GRPD wants assault-style rifles for all cruisers

A rifle is fired. (June 9, 2015)

GRAND RAPIDS, Mich. (WOOD) — The Grand Rapids Police Department could soon have assault-style rifles in all of its patrol cars.

Currently, only the Special Response Team — GRPD’s SWAT team — has the rifles. A proposal to put them in all GRPD cruisers will go before the city commission on June 16.

Patrol cars are currently equipped with shotguns, but GRPD said having assault-style rifles in them is now necessary.

“We have to be equipped in order to effectively protect the citizens of Grand Rapids,” said GRPD Sgt. Terry Dixon.

24 Hour News 8 wanted to see what type of protection the rifles would provide, so we went to Grand Rapids gun store and range Barracks 616 to find out.

“You would want a rifle because a shotgun, the buck shot and slugs is a very soft lead. A lot of times it won’t go through a car door. If the bad guy is wearing body armor, it will bounce right off that,” Gregg Glasco, the general manager of Barracks 616, said.

Barracks 616 general manager Gregg Glasco explains why police would want rifles rather than shotguns. (June 9, 2015)
(Barracks 616 general manager Gregg Glasco explains why police would want rifles rather than shotguns.)


24 Hour News 8’s Heather Walker took a shotgun and a rifle popular with law enforcement for a test drive.

The shells used in the shotgun contain shot — small pellets that spray when fired. The marks on a target showed how far they spread when fired from a far distance.

“Because of the nature of the shotgun, he (the employee that fired the gun) had some pellets go off (the target). And that’s why the police don’t want them because they don’t know where those are going,” Glasco explained after the shotgun was fired.

The hole from bullets fired with the rifle stayed on the target.

“It’s a lot safer in an urban environment,” Glasco explained. “You don’t have stray bullets flying all around.”

The rifle shots are more accurate and the weapons have a longer range.
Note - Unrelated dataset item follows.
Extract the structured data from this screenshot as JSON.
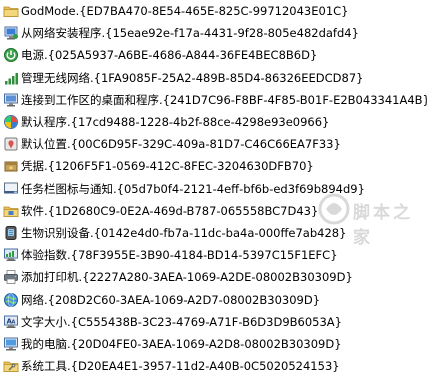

The rifle was also faster to load — it took less than three seconds. It took about 13 seconds to reload the shotgun.


Grand Rapids Police Department Sgt. Terry Dixon. (June 9, 2015)
(Sgt. Dixon)

“What we want to do is make sure the Grand Rapids Police Department to be able to respond and do what we were called to do our role is to serve and protect,” Sgt. Dixon said.

He said officers need the same firepower that they are up against. As far as firearms go, Dixon said that if they exist, the department is finding them on the streets.

GRPD is asking for $300,000 to purchase the rifles. If the purchase is approved, it will be about a year before the rifles to be put in every cruiser.